Tebboune se projette en 2026: Vers une Algérie « entièrement modernisée »

Le président de la République, Abdelmadjid Tebboune, a tracé, vendredi soir, les grandes lignes de la stratégie nationale à l’horizon 2026, fondée sur la modernisation complète du pays, la numérisation de l’administration et de l’Armée nationale populaire (ANP), ainsi qu’un redressement économique durable appuyé sur la lutte contre la corruption et la relance industrielle.
S’exprimant lors d’une rencontre avec les cadres et personnels de l’ANP, au siège du ministère de la Défense nationale, le chef de l’État a affirmé que l’Algérie « entrera dès 2026 dans une ère de modernisation électronique globale », englobant les institutions publiques et l’appareil de défense.
« La puissance économique et la puissance militaire vont de pair », a déclaré M. Tebboune, soulignant qu’« un État souverain doit pouvoir s’appuyer sur une économie forte et une armée solide».
Par ailleurs, le Président a réaffirmé la détermination de l’État à poursuivre sans relâche la lutte contre la corruption et la récupération des biens spoliés durant la période de la “issaba”. Il a révélé que près de 30 milliards de dollars en avoirs et propriétés détournés ont déjà été récupérés, saluant la coopération de plusieurs pays européens dans cette démarche. Il a notamment remercié «l’Espagne, pays ami », pour avoir restitué à l’Algérie un hôtel cinq étoiles acquis avec de l’argent public détourné.
Sur le plan économique, il a annoncé que 17 000 projets d’investissement sont actuellement à l’étude au niveau du guichet unique, présenté comme « l’ennemi juré de la corruption et de la bureaucratie ». M. Tebboune a précisé que les institutions financières internationales saluent désormais la performance de l’économie algérienne, qui enregistre le taux de croissance le plus élevé du bassin méditerranéen. Selon la Banque mondiale, l’Algérie occupe aujourd’hui la troisième place des économies africaines, derrière le Nigeria et l’Afrique du Sud.
Le chef de l’État a également affirmé que le pays deviendra le premier producteur africain de phosphate, avec une production annuelle prévue de 10 millions de tonnes, consolidant ainsi sa position dans les industries extractives et chimiques.

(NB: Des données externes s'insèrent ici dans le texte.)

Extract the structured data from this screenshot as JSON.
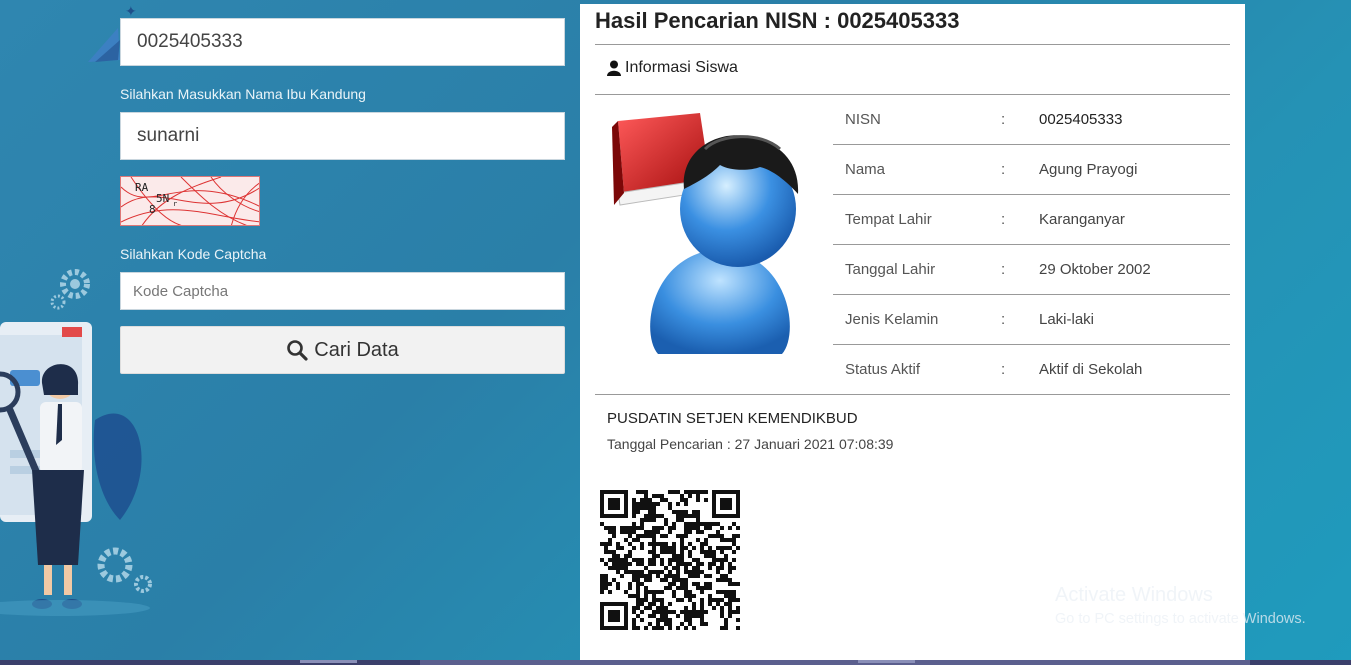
{
  "form": {
    "nisn_value": "0025405333",
    "mother_label": "Silahkan Masukkan Nama Ibu Kandung",
    "mother_value": "sunarni",
    "captcha_text": "RA 5N 8",
    "captcha_label": "Silahkan Kode Captcha",
    "captcha_placeholder": "Kode Captcha",
    "search_button": "Cari Data"
  },
  "result": {
    "title": "Hasil Pencarian NISN : 0025405333",
    "section_label": "Informasi Siswa",
    "rows": [
      {
        "key": "NISN",
        "sep": ":",
        "value": "0025405333"
      },
      {
        "key": "Nama",
        "sep": ":",
        "value": "Agung Prayogi"
      },
      {
        "key": "Tempat Lahir",
        "sep": ":",
        "value": "Karanganyar"
      },
      {
        "key": "Tanggal Lahir",
        "sep": ":",
        "value": "29 Oktober 2002"
      },
      {
        "key": "Jenis Kelamin",
        "sep": ":",
        "value": "Laki-laki"
      },
      {
        "key": "Status Aktif",
        "sep": ":",
        "value": "Aktif di Sekolah"
      }
    ],
    "org": "PUSDATIN SETJEN KEMENDIKBUD",
    "search_date": "Tanggal Pencarian : 27 Januari 2021 07:08:39"
  },
  "watermark": {
    "line1": "Activate Windows",
    "line2": "Go to PC settings to activate Windows."
  },
  "icons": {
    "search": "search-icon",
    "user": "user-icon",
    "avatar": "student-avatar-icon",
    "qr": "qr-code"
  },
  "colors": {
    "background": "#2a84ad",
    "panel": "#ffffff",
    "button": "#f2f2f2"
  }
}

17.000 projets d’investissement en cours
En outre, Le Président a insisté sur la réindustrialisation du pays, visant à porter la part du secteur industriel à 13 % du PIB. Il a souligné que « le développement touche désormais directement le citoyen », notamment à travers l’emploi des jeunes et la création d’entreprises innovantes.
L’objectif est de porter le nombre de start-up à 20 000 dans les prochaines années, dans le cadre d’une politique nationale de l’innovation.
Abordant les perspectives démographiques, le chef de l’État a rappelé que la population algérienne atteindra 50 millions d’habitants d’ici trois ans, appelant à anticiper cette croissance par la création de richesses, la sécurité alimentaire, le logement et l’emploi. A ce propos, il a réitéré son engagement à préserver le caractère social de l’État, malgré les contraintes budgétaires, promettant de nouvelles augmentations salariales et la revalorisation des allocations sociales.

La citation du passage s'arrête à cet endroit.